Author: Mark Sampson
View album and artist detailsArtist/band: |
Fruko y Sus Tesos |
Label: |
Vampisoul |
Magazine Review Date: |
January/February/2024 |
‘El Violento’? Julio Ernesto Estrada, aka Fruko, who ran for Colombia’s senate in 2013? One hopes not. The veteran of over 40 albums for Colombia’s Discos Fuentes probably earned a few monikers in his time, but maybe the most apt would be ‘El Prolifico’ (The Prolific One). The trouble is that Fruko and his well-drilled Tesos were so consistent and so dependable that it’s hard to pinpoint highlights. Even that similarly hard taskmaster James Brown made a few duds.
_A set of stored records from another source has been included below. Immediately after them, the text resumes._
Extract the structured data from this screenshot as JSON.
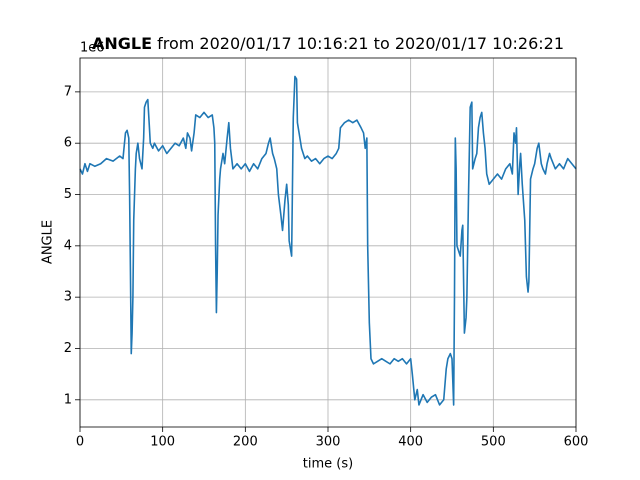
{
  "chart_data": {
    "type": "line",
    "title_var": "ANGLE",
    "title_range": "from 2020/01/17 10:16:21 to 2020/01/17 10:26:21",
    "y_offset_label": "1e6",
    "xlabel": "time (s)",
    "ylabel": "ANGLE",
    "xlim": [
      0,
      600
    ],
    "xticks": [
      0,
      100,
      200,
      300,
      400,
      500,
      600
    ],
    "ylim": [
      0.47,
      7.66
    ],
    "yticks": [
      1,
      2,
      3,
      4,
      5,
      6,
      7
    ],
    "grid": true,
    "x": [
      0,
      3,
      6,
      9,
      12,
      18,
      25,
      32,
      40,
      48,
      52,
      55,
      57,
      59,
      60,
      61,
      62,
      63,
      64,
      65,
      67,
      68,
      70,
      72,
      75,
      77,
      78,
      80,
      82,
      84,
      85,
      88,
      90,
      95,
      100,
      105,
      110,
      115,
      120,
      125,
      128,
      130,
      133,
      135,
      138,
      140,
      145,
      150,
      155,
      160,
      162,
      163,
      164,
      165,
      166,
      167,
      169,
      170,
      173,
      175,
      178,
      180,
      182,
      185,
      190,
      195,
      200,
      205,
      210,
      215,
      220,
      225,
      228,
      230,
      233,
      235,
      238,
      240,
      243,
      245,
      248,
      250,
      252,
      253,
      255,
      256,
      258,
      260,
      262,
      263,
      265,
      268,
      272,
      275,
      280,
      285,
      290,
      295,
      300,
      305,
      310,
      313,
      315,
      320,
      325,
      330,
      335,
      340,
      343,
      345,
      347,
      348,
      350,
      352,
      355,
      360,
      365,
      370,
      375,
      380,
      385,
      390,
      395,
      400,
      402,
      405,
      408,
      410,
      415,
      420,
      425,
      430,
      435,
      440,
      443,
      445,
      448,
      450,
      452,
      453,
      454,
      455,
      456,
      458,
      460,
      462,
      463,
      465,
      467,
      468,
      470,
      472,
      474,
      475,
      478,
      480,
      482,
      484,
      486,
      488,
      490,
      492,
      495,
      500,
      505,
      510,
      515,
      520,
      523,
      525,
      527,
      528,
      530,
      532,
      533,
      535,
      538,
      540,
      542,
      543,
      545,
      548,
      550,
      553,
      555,
      558,
      560,
      563,
      565,
      568,
      570,
      575,
      580,
      585,
      590,
      595,
      600
    ],
    "series": [
      {
        "name": "ANGLE",
        "color": "#1f77b4",
        "values": [
          5.5,
          5.4,
          5.6,
          5.45,
          5.6,
          5.55,
          5.6,
          5.7,
          5.65,
          5.75,
          5.7,
          6.2,
          6.25,
          6.1,
          5.0,
          3.5,
          1.9,
          2.3,
          3.0,
          4.5,
          5.5,
          5.8,
          6.0,
          5.7,
          5.5,
          6.1,
          6.7,
          6.8,
          6.85,
          6.3,
          6.0,
          5.9,
          6.0,
          5.85,
          5.95,
          5.8,
          5.9,
          6.0,
          5.95,
          6.1,
          5.9,
          6.2,
          6.1,
          5.85,
          6.2,
          6.55,
          6.5,
          6.6,
          6.5,
          6.55,
          6.3,
          6.0,
          4.0,
          2.7,
          3.5,
          4.6,
          5.3,
          5.5,
          5.8,
          5.6,
          6.1,
          6.4,
          5.9,
          5.5,
          5.6,
          5.5,
          5.6,
          5.45,
          5.6,
          5.5,
          5.7,
          5.8,
          6.0,
          6.1,
          5.8,
          5.7,
          5.5,
          5.0,
          4.6,
          4.3,
          4.9,
          5.2,
          4.8,
          4.1,
          3.9,
          3.8,
          6.5,
          7.3,
          7.25,
          6.4,
          6.2,
          5.9,
          5.7,
          5.75,
          5.65,
          5.7,
          5.6,
          5.7,
          5.75,
          5.7,
          5.8,
          5.9,
          6.3,
          6.4,
          6.45,
          6.4,
          6.45,
          6.3,
          6.2,
          5.9,
          6.1,
          4.0,
          2.5,
          1.8,
          1.7,
          1.75,
          1.8,
          1.75,
          1.7,
          1.8,
          1.75,
          1.8,
          1.7,
          1.8,
          1.5,
          1.0,
          1.2,
          0.9,
          1.1,
          0.95,
          1.05,
          1.1,
          0.9,
          1.0,
          1.6,
          1.8,
          1.9,
          1.8,
          0.9,
          3.0,
          6.1,
          5.5,
          4.0,
          3.9,
          3.8,
          4.3,
          4.4,
          2.3,
          2.6,
          3.0,
          5.0,
          6.7,
          6.8,
          5.5,
          5.7,
          5.8,
          6.3,
          6.5,
          6.6,
          6.2,
          5.9,
          5.4,
          5.2,
          5.3,
          5.4,
          5.3,
          5.5,
          5.6,
          5.4,
          6.2,
          6.0,
          6.3,
          5.0,
          5.6,
          5.8,
          5.2,
          4.5,
          3.4,
          3.1,
          3.3,
          5.3,
          5.5,
          5.6,
          5.9,
          6.0,
          5.6,
          5.5,
          5.4,
          5.6,
          5.8,
          5.7,
          5.5,
          5.6,
          5.5,
          5.7,
          5.6,
          5.5
        ]
      }
    ]
  }
}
Vampisoul’s latest reissue, from 1973, is no better and certainly no worse than many others in the Fruko canon. True, there’s ‘Nadando’, which would be a hit for Fruko’s discovery Joe Arroyo, arguably Colombia’s greatest salsa vocalist; there’s ‘Salsa ‘Na Ma’’ with its pounding piano, crackling cowbell, sparkling brass and organ-led descarga jam; there’s the cogent ‘Lamento Cubano’, which says it all in three crisp minutes; and there’s the final, ambitious, seven-minute ‘Mosaico Matancero’ divided seamlessly into a number of sub-titled components. All good, in other words. But there’s no immediately discernible USP – other than the suggestive title, which probably refers to the sheer relentlessness of the dance-oriented music. No room for soppy ballads here.